いざ試合が始まると予想通りウバーリが手数を出してきたが、驚くことにウバーリのパンチをウィービング、スウェーなどでかわしてしまった。
38歳ともなれば誰がどうではなく動体視力が落ちる。しかし、ドネアは38歳にしてまだまだ進化していたのだ。
ウバーリの手数の多い攻撃をほぼ被弾することもなく、ノーモーションの右ストレートを上手く使ってウバーリの距離にさせなかった。
私が見た感じではドネアは1ラウンド終わったくらいでウバーリの力量を完全に把握してしまった感じに見えた。
2ラウンドも同じようにウバーリは手数を出すが、ほぼ被弾せずノーモーションの右ストレートでウバーリにペースを握らせない。
そして3ラウンド、ドネアは倒すならいつでもいこう!という感じに見えた。ここまで伝家の宝刀の左フックは出していなかったが、左フックを絶妙なポイントでヒットさせて2度のダウンを奪った。
ドネアの左フックは井上尚弥の右目を大きくカットさせて眼窩底骨折まで追い込んだ神の領域の左フックだ。
そしてKOラウンドとなった4ラウンドも締めは左フックと決めていたのか、左フックのタイミングを探って絶妙なところで左フック一閃!!
これで勝負ありとなった。私個人の予想ではウバーリの手数の多いアウトボクシングに苦しみながら後半KO勝ちと予想していたが、まさかの完封劇だった。
被弾したパンチと言えば3ラウンドに1回目のダウンを取って倒しにかかった時にウバーリの左を被弾したくらいだった。
井上尚弥戦からドネアは確実に進化していた。38歳にしてまだ力が伸びるなんて信じられないが、ドネアは昨日の試合で実証してしまった。
これは余談だが、井上尚弥戦の時は「さすがに老けたな」と思ったが、昨日の試合は見た目もファイトスタイルも若返っていたように見えた。

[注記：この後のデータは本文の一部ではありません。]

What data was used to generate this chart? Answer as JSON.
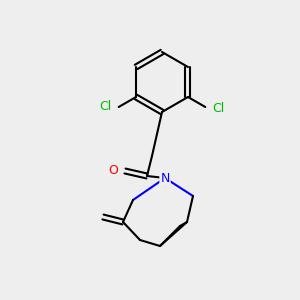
{
  "background_color": "#eeeeee",
  "bond_color": "#000000",
  "atom_colors": {
    "N": "#0000ff",
    "O": "#ff0000",
    "Cl": "#00bb00"
  },
  "figsize": [
    3.0,
    3.0
  ],
  "dpi": 100
}
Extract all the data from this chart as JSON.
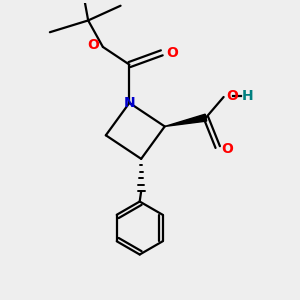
{
  "bg_color": "#eeeeee",
  "atom_colors": {
    "N": "#0000cc",
    "O": "#ff0000",
    "H": "#008080",
    "C": "#000000"
  },
  "bond_color": "#000000",
  "bond_width": 1.6,
  "figsize": [
    3.0,
    3.0
  ],
  "dpi": 100,
  "xlim": [
    0,
    10
  ],
  "ylim": [
    0,
    10
  ]
}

そして勝敗決してからガッツポーズもそこそこにしてからすぐに倒れているウバーリのもとにいって両膝をついて一礼したのには驚いた。
ドネアはスポーツマンシップとしても人格者だ。
昨日の勝利で井上尚弥との再戦の可能性が高まってきたが、昨日のドネアのデキだったら勝敗はどうなるかわからない。
これからドネアがどのように年齢の常識をブチ破っていくのか本当に楽しみだ。